Yakın zamanda yapılan bir araştırma, komada veya minimal bilinç durumunda olan her dört kişiden birinin hala bilişsel işlevlere sahip olabileceğini ortaya koydu.
Bu kişilerin hareket edemeseler veya konuşamasalar bile, beyin taramaları yoluyla bazen talimatları takip ederek bilişsel görevleri yerine getirebildikleri gösterildi.
Çalışma, 2006’dan 2023’e kadar, bazıları Avrupa’da olmak üzere altı çok uluslu bölgedeki çeşitli sağlık hizmeti ortamlarından toplanan katılımcı verilerini inceledi.
Ağır travma, felç veya kalp krizi sonrası oksijen yetersizliği gibi olayların ardından ciddi beyin yaralanmaları geçiren 353 hastanın verilerine dayanarak, “bilişsel motor ayrışmanın” yaygınlığını araştırdı.
“Bilişsel motor ayrışma”, komutlara fiziksel olarak yanıt veremeyen bireylerin, tipik olarak hareketten sorumlu beyin bölgelerinde hala aktivite sergilediği bir durumu tanımlıyor.
ABD’deki Harvard Tıp Fakültesi ve Massachusetts Genel Hastanesi araştırma enstitüsünden çalışmanın baş yazarı Dr. Yelena Bodien: “Ciddi beyin hasarı olan bazı hastalar dış dünyalarını algılamıyor gibi görünürler. Ancak, görev tabanlı fMRI ve EEG gibi gelişmiş tekniklerle değerlendirildiklerinde, aksini düşündüren beyin aktivitesini tespit edebiliyoruz,” dedi.

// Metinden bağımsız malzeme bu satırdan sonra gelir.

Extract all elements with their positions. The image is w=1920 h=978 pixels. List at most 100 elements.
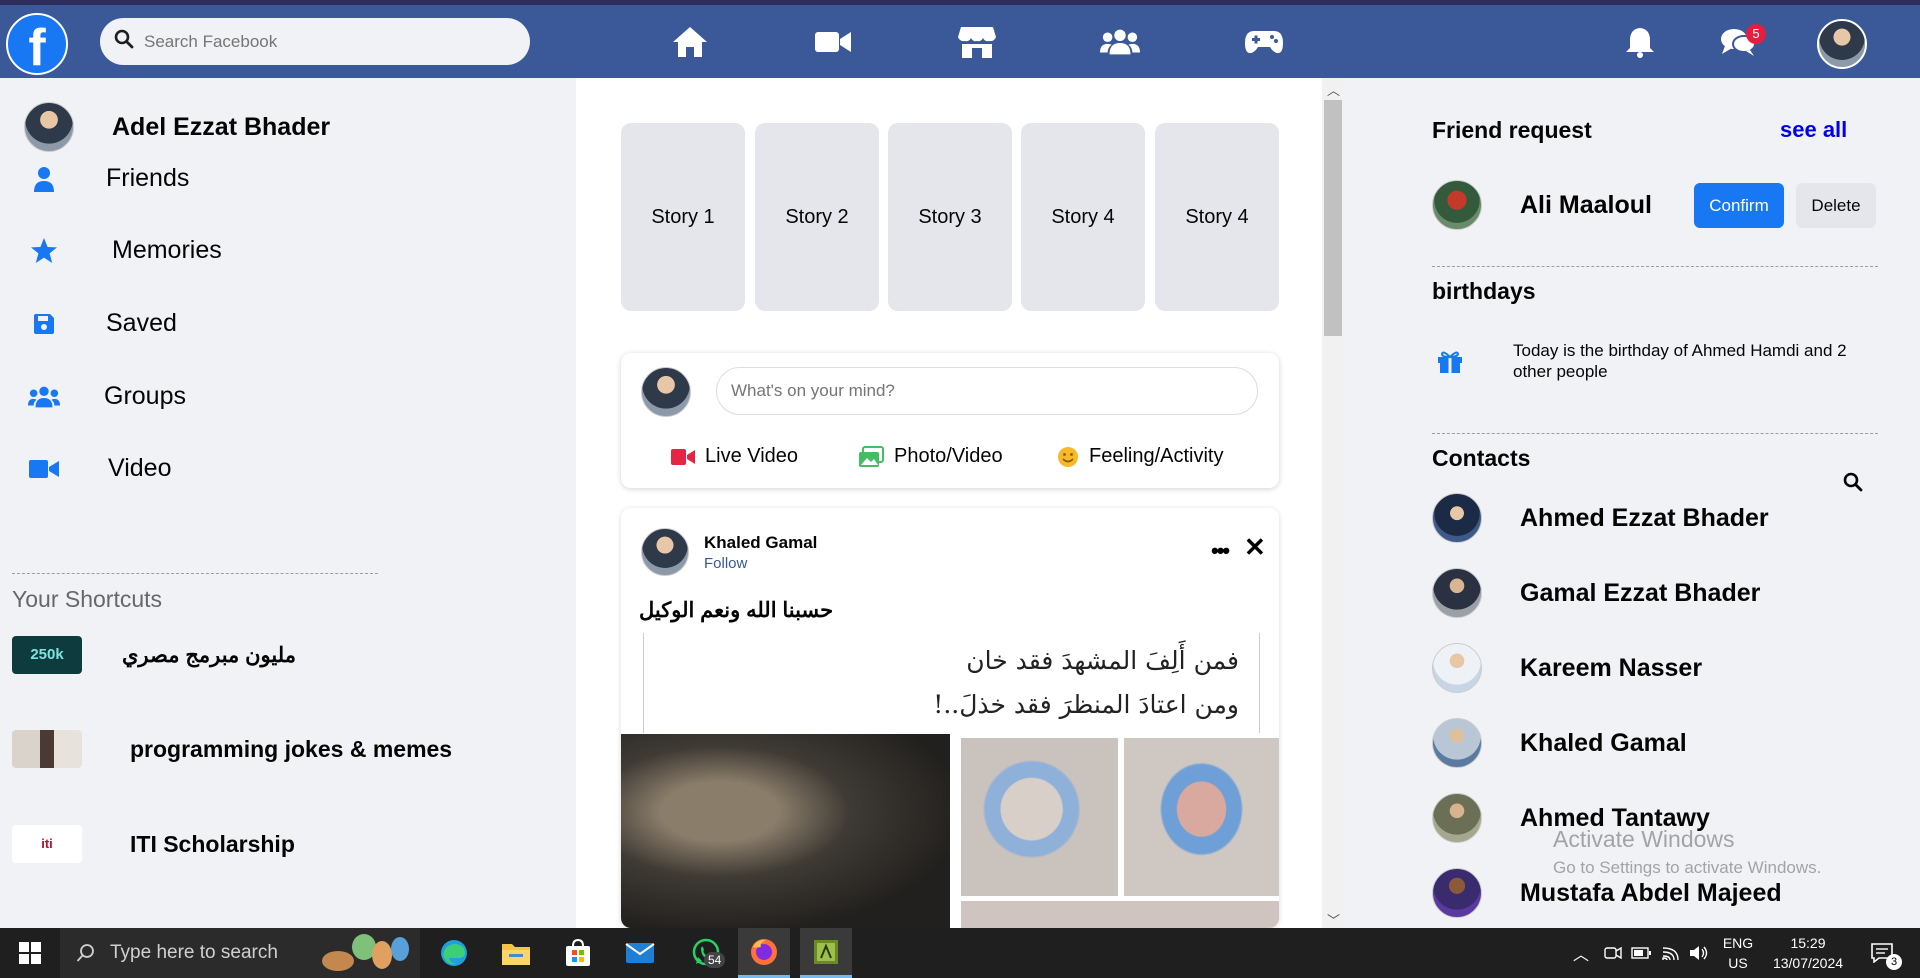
clock[interactable]: 15:29 13/07/2024 (1766, 933, 1850, 973)
contact-name: Kareem Nasser (1520, 653, 1703, 682)
smile-icon (1057, 446, 1079, 468)
see-all-link[interactable]: see all (1780, 117, 1847, 143)
post-text: حسبنا الله ونعم الوكيل (639, 599, 834, 622)
post-author[interactable]: Khaled Gamal (704, 533, 817, 553)
messenger-badge: 5 (1746, 24, 1766, 44)
input-language[interactable]: ENG US (1718, 933, 1758, 973)
avatar (1432, 493, 1482, 543)
mail-icon[interactable] (614, 928, 666, 978)
microsoft-store-icon[interactable] (552, 928, 604, 978)
post-photo[interactable] (621, 734, 950, 928)
volume-icon[interactable] (1686, 928, 1712, 978)
activate-windows-title: Activate Windows (1553, 826, 1735, 852)
notification-center-icon[interactable]: 3 (1862, 928, 1902, 978)
taskbar-search-placeholder: Type here to search (110, 942, 278, 963)
story-card[interactable]: Story 2 (755, 123, 879, 311)
status-input[interactable] (716, 367, 1258, 415)
sidebar-item-memories[interactable]: Memories (28, 236, 222, 265)
birthdays-title: birthdays (1432, 278, 1536, 304)
home-icon[interactable] (670, 25, 710, 59)
facebook-logo[interactable]: f (6, 13, 68, 75)
edge-browser-icon[interactable] (428, 928, 480, 978)
wifi-icon[interactable] (1658, 928, 1684, 978)
gaming-icon[interactable] (1244, 25, 1284, 59)
quote-line: فمن أَلِفَ المشهدَ فقد خان (966, 646, 1239, 675)
birthday-text[interactable]: Today is the birthday of Ahmed Hamdi and… (1513, 340, 1873, 382)
video-icon[interactable] (813, 25, 853, 59)
profile-name: Adel Ezzat Bhader (112, 112, 331, 141)
more-options-icon[interactable]: ••• (1211, 538, 1230, 564)
left-sidebar: Adel Ezzat Bhader Friends Memories Saved… (0, 78, 576, 928)
windows-start-icon[interactable] (0, 928, 60, 978)
search-highlight-icon (320, 933, 412, 973)
avatar (1432, 180, 1482, 230)
close-icon[interactable]: ✕ (1244, 532, 1266, 563)
divider (1432, 266, 1878, 267)
contact-item[interactable]: Gamal Ezzat Bhader (1432, 568, 1760, 618)
gift-icon (1437, 350, 1463, 379)
meet-now-icon[interactable] (1600, 928, 1626, 978)
account-avatar[interactable] (1817, 19, 1867, 69)
contact-name: Ahmed Ezzat Bhader (1520, 503, 1769, 532)
sidebar-item-friends[interactable]: Friends (28, 164, 189, 193)
shortcut-thumbnail: 250k (12, 636, 82, 674)
shortcut-label: programming jokes & memes (130, 735, 453, 762)
photo-video-button[interactable]: Photo/Video (858, 445, 1003, 468)
sidebar-item-saved[interactable]: Saved (28, 309, 177, 338)
contacts-title: Contacts (1432, 445, 1531, 471)
story-card[interactable]: Story 4 (1021, 123, 1145, 311)
follow-link[interactable]: Follow (704, 555, 747, 572)
groups-icon[interactable] (1100, 25, 1140, 59)
photo-video-label: Photo/Video (894, 445, 1003, 467)
sidebar-item-label: Video (108, 454, 172, 482)
bell-icon[interactable] (1620, 25, 1660, 59)
scroll-up-arrow[interactable]: ︿ (1327, 80, 1340, 99)
feeling-activity-button[interactable]: Feeling/Activity (1057, 445, 1224, 468)
firefox-icon[interactable] (738, 928, 790, 978)
battery-icon[interactable] (1628, 928, 1654, 978)
marketplace-icon[interactable] (957, 25, 997, 59)
delete-button[interactable]: Delete (1796, 183, 1876, 228)
chevron-up-icon[interactable]: ︿ (1568, 928, 1594, 978)
taskbar-search[interactable]: Type here to search (60, 928, 420, 978)
post-photo[interactable] (1124, 738, 1279, 896)
shortcut-item[interactable]: programming jokes & memes (12, 730, 452, 768)
app-icon[interactable] (800, 928, 852, 978)
save-icon (28, 313, 60, 335)
profile-link[interactable]: Adel Ezzat Bhader (24, 102, 330, 152)
contact-item[interactable]: Ahmed Ezzat Bhader (1432, 493, 1769, 543)
notification-count: 3 (1886, 954, 1902, 970)
story-card[interactable]: Story 3 (888, 123, 1012, 311)
post-photo[interactable] (961, 901, 1279, 928)
story-card[interactable]: Story 1 (621, 123, 745, 311)
request-name: Ali Maaloul (1520, 190, 1652, 219)
contact-name: Khaled Gamal (1520, 728, 1687, 757)
search-icon[interactable] (1843, 472, 1863, 497)
search-input[interactable] (144, 31, 524, 52)
friend-request-title: Friend request (1432, 117, 1592, 143)
live-video-button[interactable]: Live Video (671, 445, 798, 468)
activate-windows-subtitle: Go to Settings to activate Windows. (1553, 858, 1822, 877)
sidebar-item-label: Memories (112, 236, 222, 264)
shortcut-label: مليون مبرمج مصري (122, 643, 296, 667)
friend-request-row[interactable]: Ali Maaloul (1432, 180, 1652, 230)
sidebar-item-label: Groups (104, 382, 186, 410)
scrollbar-thumb[interactable] (1324, 100, 1342, 336)
shortcut-item[interactable]: 250k مليون مبرمج مصري (12, 636, 296, 674)
avatar[interactable] (641, 528, 689, 576)
search-box[interactable] (100, 18, 530, 65)
sidebar-item-video[interactable]: Video (28, 454, 172, 483)
file-explorer-icon[interactable] (490, 928, 542, 978)
contact-name: Mustafa Abdel Majeed (1520, 878, 1782, 907)
story-card[interactable]: Story 4 (1155, 123, 1279, 311)
shortcut-item[interactable]: iti ITI Scholarship (12, 825, 295, 863)
whatsapp-icon[interactable]: 54 (676, 928, 736, 978)
contact-item[interactable]: Kareem Nasser (1432, 643, 1702, 693)
scroll-down-arrow[interactable]: ﹀ (1327, 910, 1340, 929)
contact-item[interactable]: Khaled Gamal (1432, 718, 1687, 768)
post-photo[interactable] (961, 738, 1118, 896)
users-icon (28, 385, 60, 409)
sidebar-item-groups[interactable]: Groups (28, 382, 186, 411)
region-code: US (1728, 955, 1748, 971)
confirm-button[interactable]: Confirm (1694, 183, 1784, 228)
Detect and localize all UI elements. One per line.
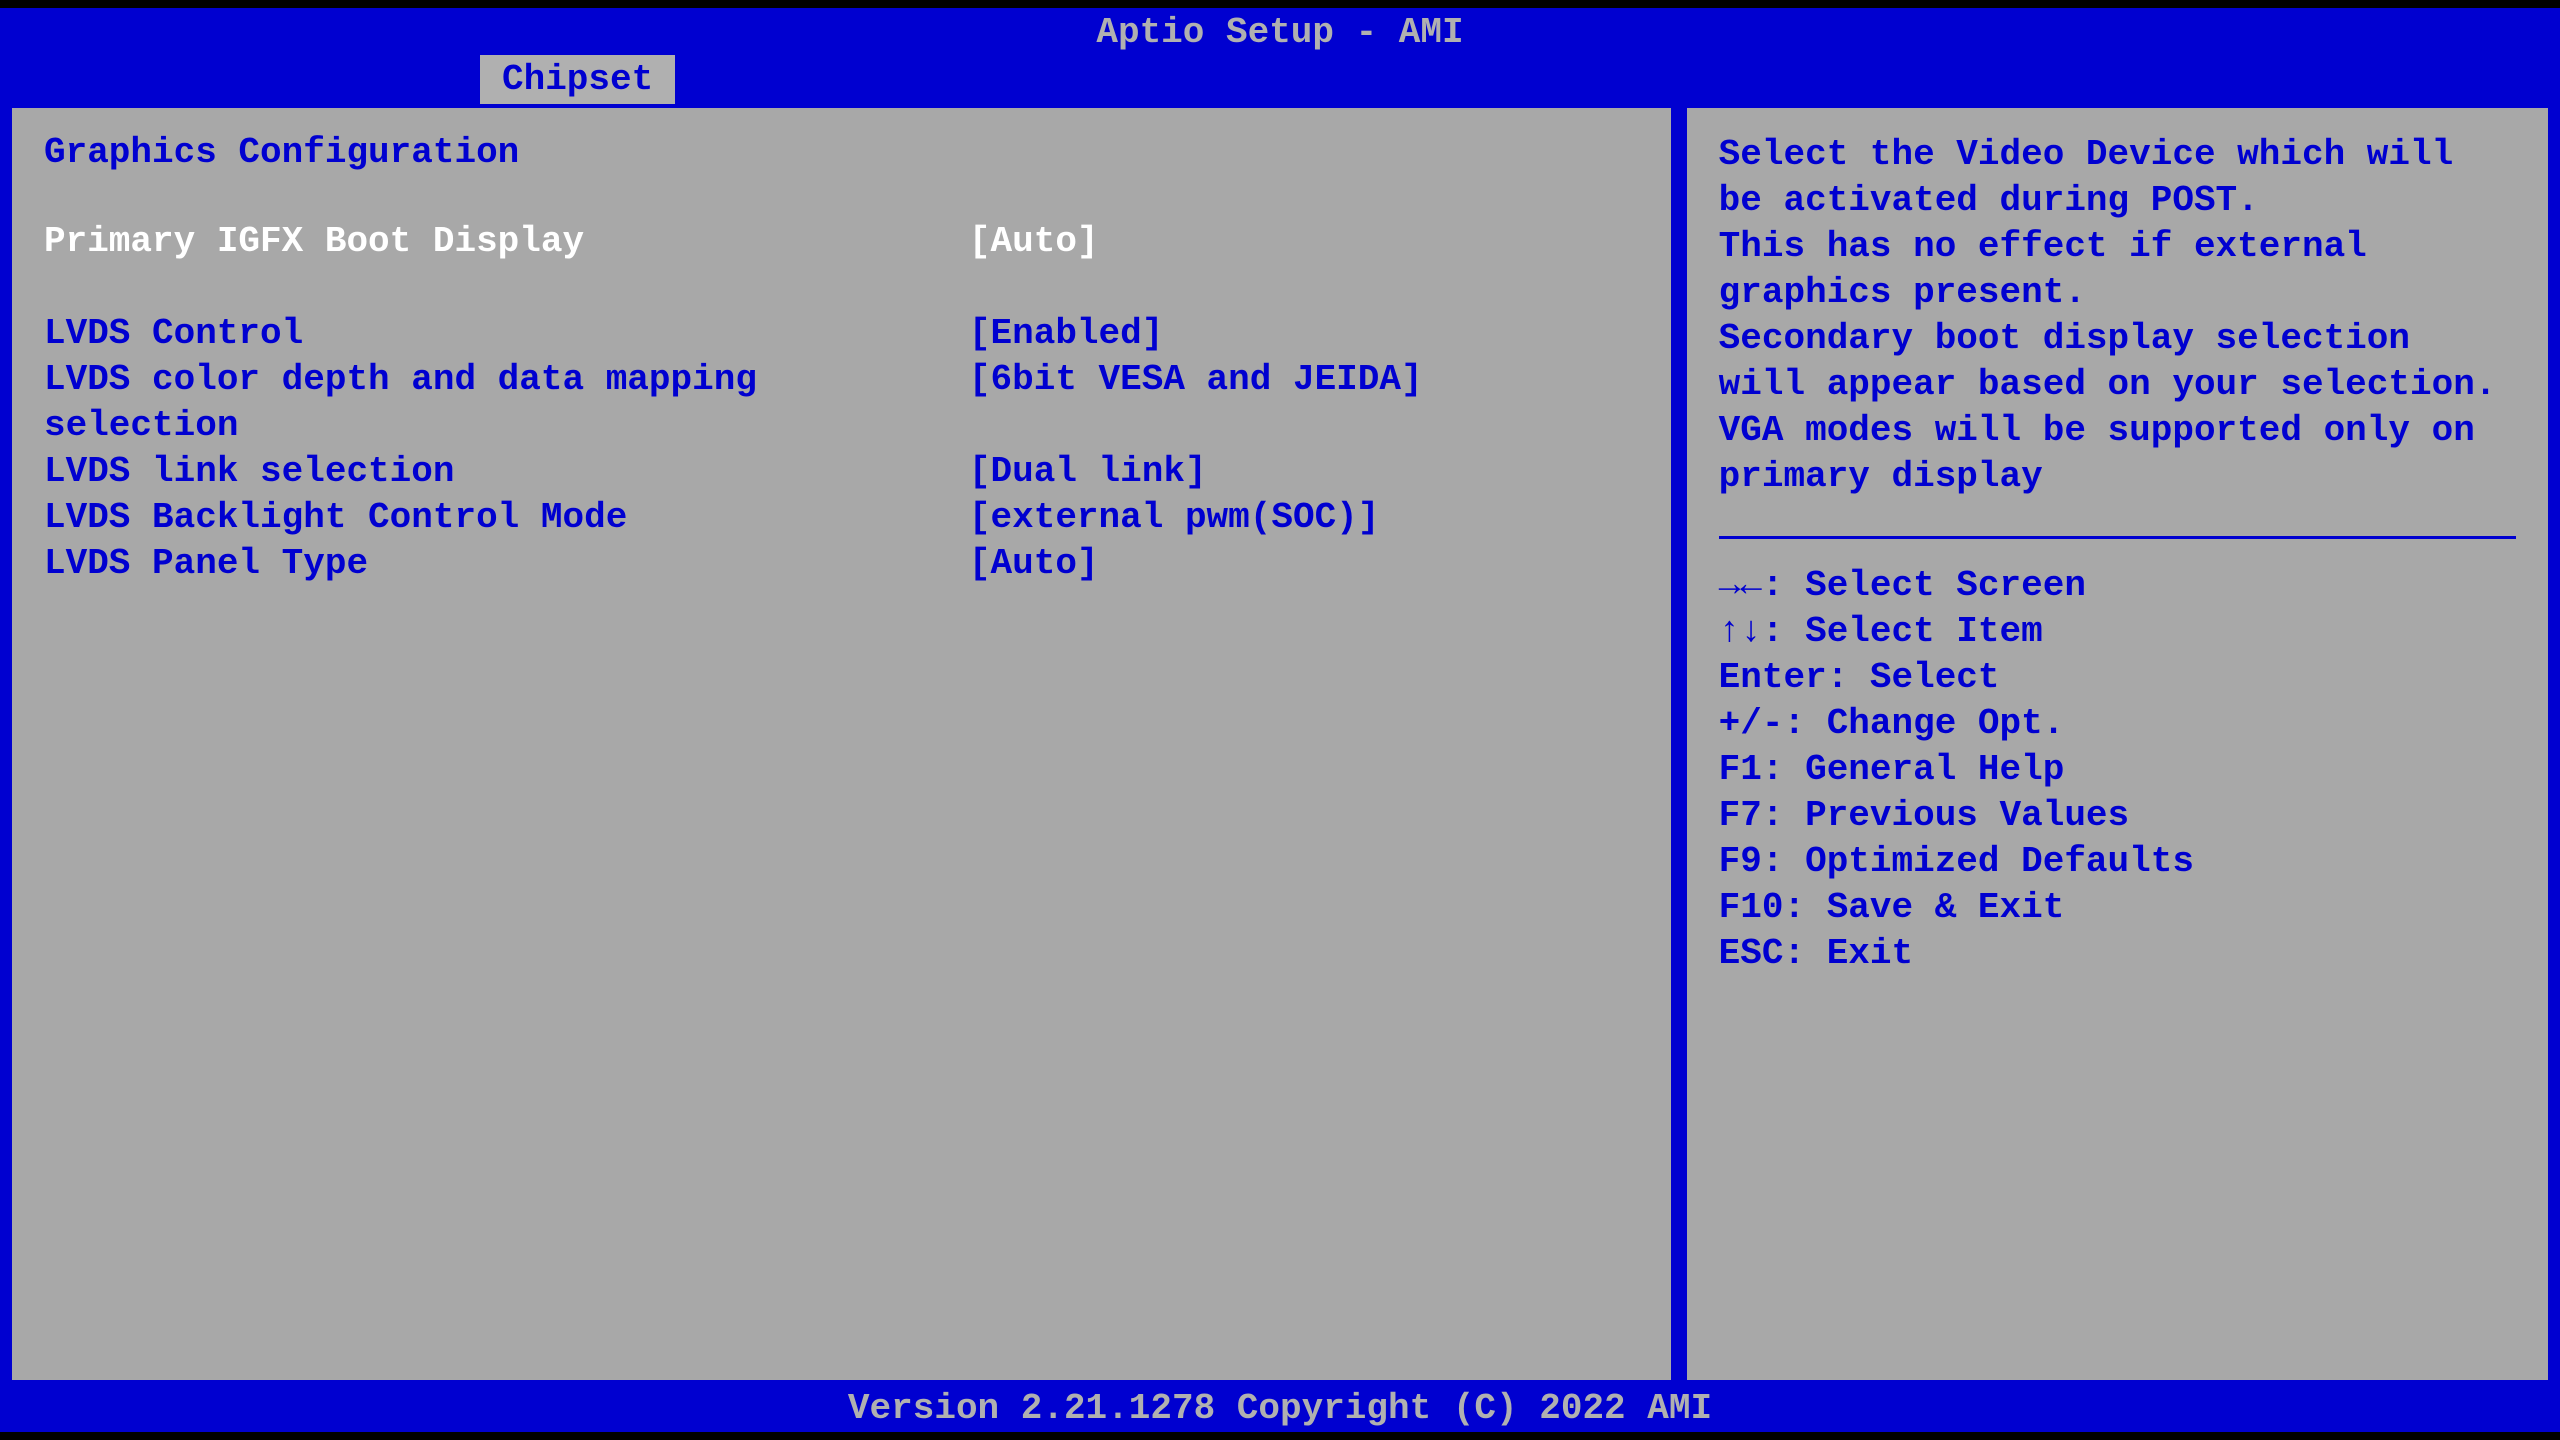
setting-value-5[interactable]: [Auto] [969,541,1639,587]
key-legend: →←: Select Screen↑↓: Select ItemEnter: S… [1719,563,2516,977]
setting-label-5[interactable]: LVDS Panel Type [44,541,969,587]
help-panel: Select the Video Device which will be ac… [1683,104,2552,1384]
setting-label-3[interactable]: LVDS link selection [44,449,969,495]
setting-value-4[interactable]: [external pwm(SOC)] [969,495,1639,541]
key-hint-2: Enter: Select [1719,655,2516,701]
key-hint-8: ESC: Exit [1719,931,2516,977]
setting-label-4[interactable]: LVDS Backlight Control Mode [44,495,969,541]
setting-value-1[interactable]: [Enabled] [969,311,1639,357]
section-title: Graphics Configuration [44,132,1639,173]
help-text: Select the Video Device which will be ac… [1719,132,2516,500]
setting-label-1[interactable]: LVDS Control [44,311,969,357]
setting-label-0[interactable]: Primary IGFX Boot Display [44,219,969,265]
setting-value-2[interactable]: [6bit VESA and JEIDA] [969,357,1639,449]
key-hint-3: +/-: Change Opt. [1719,701,2516,747]
setting-label-2[interactable]: LVDS color depth and data mapping select… [44,357,969,449]
setting-value-3[interactable]: [Dual link] [969,449,1639,495]
tab-row: Chipset [0,56,2560,104]
key-hint-7: F10: Save & Exit [1719,885,2516,931]
bios-title: Aptio Setup - AMI [0,8,2560,56]
key-hint-4: F1: General Help [1719,747,2516,793]
footer-copyright: Version 2.21.1278 Copyright (C) 2022 AMI [0,1384,2560,1432]
key-hint-6: F9: Optimized Defaults [1719,839,2516,885]
key-hint-5: F7: Previous Values [1719,793,2516,839]
key-hint-0: →←: Select Screen [1719,563,2516,609]
key-hint-1: ↑↓: Select Item [1719,609,2516,655]
tab-chipset[interactable]: Chipset [480,55,675,104]
help-divider [1719,536,2516,539]
settings-panel: Graphics Configuration Primary IGFX Boot… [8,104,1675,1384]
setting-value-0[interactable]: [Auto] [969,219,1639,265]
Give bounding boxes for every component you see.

Bulgular, New England Journal of Medicine dergisinde yayımlandı.
Hastalar iki gruba ayrıldı: bir grup, testlere yanıt veremeyen 241 hastadan, diğer grup ise yanıt veren 112 hastadan oluşuyordu.
Çalışma, yanıt vermeyen gruptaki hastaların yaklaşık yüzde 25’inin zihinsel görevleri yerine getirebildiğini ve sağlıklı insanlara benzer beyin aktivitesi modelleri gösterdiğini ortaya koydu.
Diğer grup biraz daha iyiydi, yüzde 38’i taramalar sırasında tutarlı beyin aktivitesi sergiledi.
Ancak, bu gruptaki hastaların yüzde 60’ından fazlası komutlara gözlemlenebilir bir yanıt vermelerine rağmen, taramalarda komutlara yanıt vermedi.
Bilinç durumu veya zihinsel aktivite, iki tür beyin taramasından biri ya da her ikisi kullanılarak değerlendirildi.
Bunlardan ilki olan fonksiyonel manyetik rezonans görüntüleme (fMRI), beyindeki kan akışı ve oksijen seviyelerini inceleyerek beyin aktivitesini ölçmek için kullanıldı.
Diğer tarama yöntemi ise elektroensefalografi (EEG) idi. Bu yöntemde, beyin dalgası aktivitesini doğrudan ölçmek için kişinin kafa derisine yerleştirilen elektrotlarla kaplı bir başlık kullanıldı.
Çalışmaya göre, katılımcıların çoğuna fMRI veya EEG değerlendirmesi yapıldı, bazılarına ise (yüzde 35) her iki tarama yöntemi de uygulandı.
Taramalar sırasında hastalara “elinizi açıp kapadığınızı hayal edin” gibi talimatlar verildi ve 15 ila 30 saniye sonra “elinizi açıp kapadığınızı hayal etmeyi bırakmaları” söylendi.
Bilim insanları, herhangi bir fiziksel tepki olmasa bile, bazı hastalarda talimatları takip eden beyin aktivitesini birkaç dakika boyunca tespit edebildi.
ABD’deki Weill Cornell Tıp Koleji’nden Dr. Nicholas Schiff ise, “Artık bu hastalarla ilgilenmek ve dünyayla bağlantı kurmalarına yardımcı olmak gibi etik bir yükümlülüğümüz olduğunu düşünüyorum,” dedi.